Management did not provide explicit guidance for upcoming quarters. The company highlighted a pending $710 million investment in Rigaku Holdings (27% stake), expected to close in the second half of 2026, and secured a $500 million bridge term loan facility. Liquidity remains strong with $654.2 million in cash and marketable securities, and the company expects existing resources to cover near-term needs. Key strategic priorities include integrating Semilab USA, managing supply chain dependencies, and navigating tariff/trade uncertainties. The MD&A emphasizes continued R&D investment and cost discipline but cautions on geopolitical risks and the evolving impact of the One Big Beautiful Bill Act on taxes.

Notes & Operating Detail

Balance Sheet & Liquidity

As of March 31, 2026, Onto Innovation held $252.2M in cash and equivalents plus $401.9M in marketable securities, totaling $654.2M in liquid assets. The company has no outstanding debt, having terminated its $100M secured line of credit during the quarter. Shareholders' equity stood at $2.13B, with inventory of $316.0M (net) and deferred revenue of $39.7M ($31.4M current, $8.3M non-current).

Commitments & Contractual Obligations

No material purchase commitments or long-term contractual obligations were disclosed. Warranty reserves of $9.6M are the primary liability, down from $10.3M at year-end.

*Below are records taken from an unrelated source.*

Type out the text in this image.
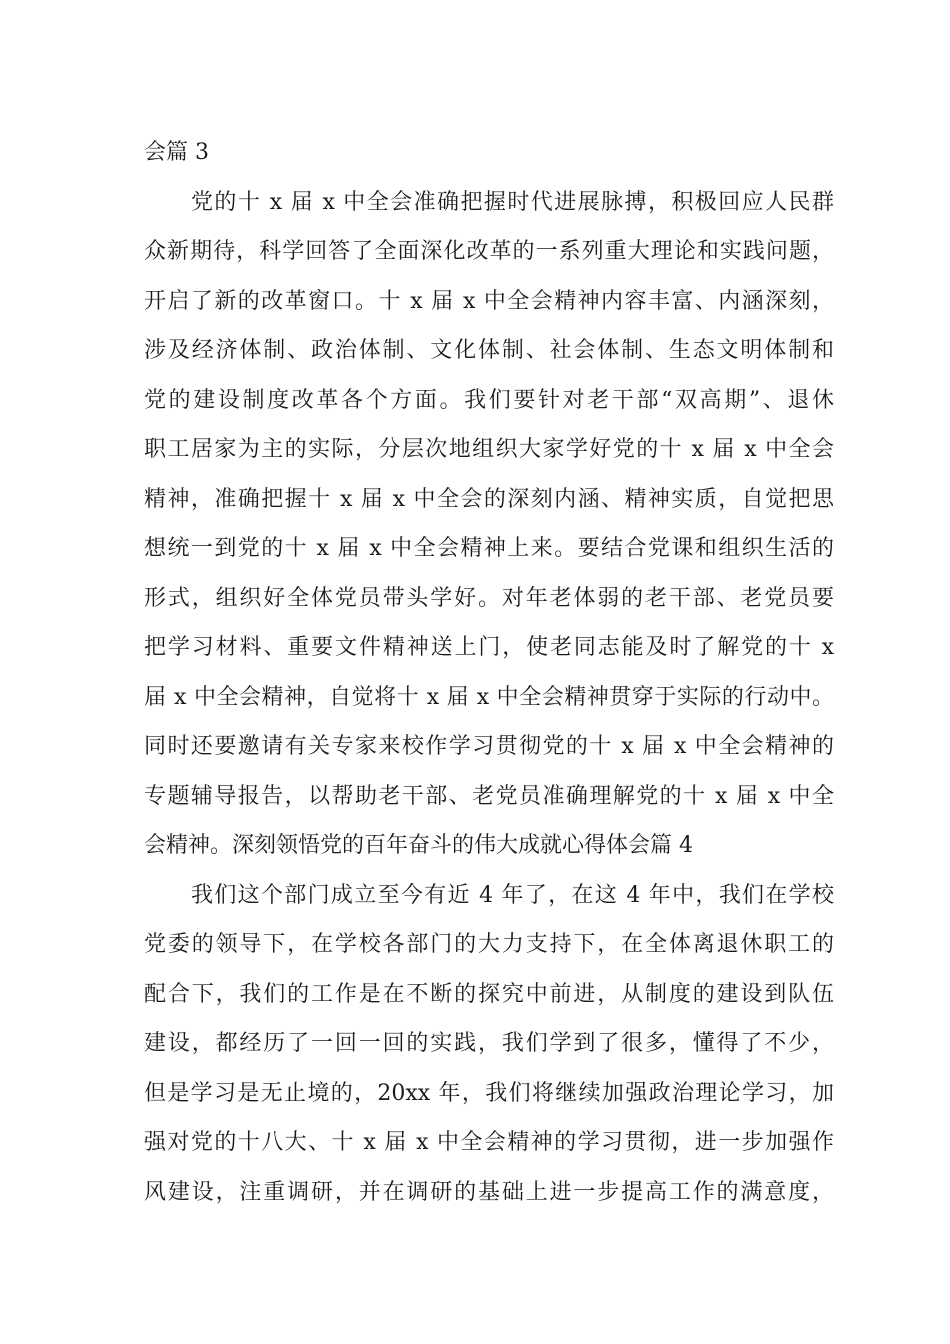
会篇 3
党的十 x 届 x 中全会准确把握时代进展脉搏，积极回应人民群
众新期待，科学回答了全面深化改革的一系列重大理论和实践问题，
开启了新的改革窗口。十 x 届 x 中全会精神内容丰富、内涵深刻，
涉及经济体制、政治体制、文化体制、社会体制、生态文明体制和
党的建设制度改革各个方面。我们要针对老干部“双高期”、退休
职工居家为主的实际，分层次地组织大家学好党的十 x 届 x 中全会
精神，准确把握十 x 届 x 中全会的深刻内涵、精神实质，自觉把思
想统一到党的十 x 届 x 中全会精神上来。要结合党课和组织生活的
形式，组织好全体党员带头学好。对年老体弱的老干部、老党员要
把学习材料、重要文件精神送上门，使老同志能及时了解党的十 x
届 x 中全会精神，自觉将十 x 届 x 中全会精神贯穿于实际的行动中。
同时还要邀请有关专家来校作学习贯彻党的十 x 届 x 中全会精神的
专题辅导报告，以帮助老干部、老党员准确理解党的十 x 届 x 中全
会精神。深刻领悟党的百年奋斗的伟大成就心得体会篇 4
我们这个部门成立至今有近 4 年了，在这 4 年中，我们在学校
党委的领导下，在学校各部门的大力支持下，在全体离退休职工的
配合下，我们的工作是在不断的探究中前进，从制度的建设到队伍
建设，都经历了一回一回的实践，我们学到了很多，懂得了不少，
但是学习是无止境的，20xx 年，我们将继续加强政治理论学习，加
强对党的十八大、十 x 届 x 中全会精神的学习贯彻，进一步加强作
风建设，注重调研，并在调研的基础上进一步提高工作的满意度，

The company disclosed a subsequent event: a $710M minority investment in Rigaku Holdings (27% stake) with a committed $500M bridge loan facility from Goldman Sachs, expected to close in H2 2026.

Capital Allocation

During Q1 2026, Onto Innovation did not repurchase any shares, leaving $99.9M remaining under the $200M authorization approved in February 2024. Capital expenditures were $3.6M (1.2% of sales), down from $8.2M in Q1 2025. No dividends were paid. The company's primary capital allocation activity was the Semilab USA acquisition (closed November 2025), which contributed $27.1M revenue and $13.4M operating income in the quarter.

Segment / Geographic Mix

The company operates as a single reportable segment. Revenue by geography shows Taiwan as the largest market (29.1% of total), followed by South Korea (23.9%), United States (20.3%), and China (9.5%). U.S. revenue more than doubled year-over-year ($25.6M to $59.2M), while China also grew strongly ($12.2M to $27.8M). Revenue recognition is predominantly point-in-time (93.0%), with services and installation over time accounting for 7.0%.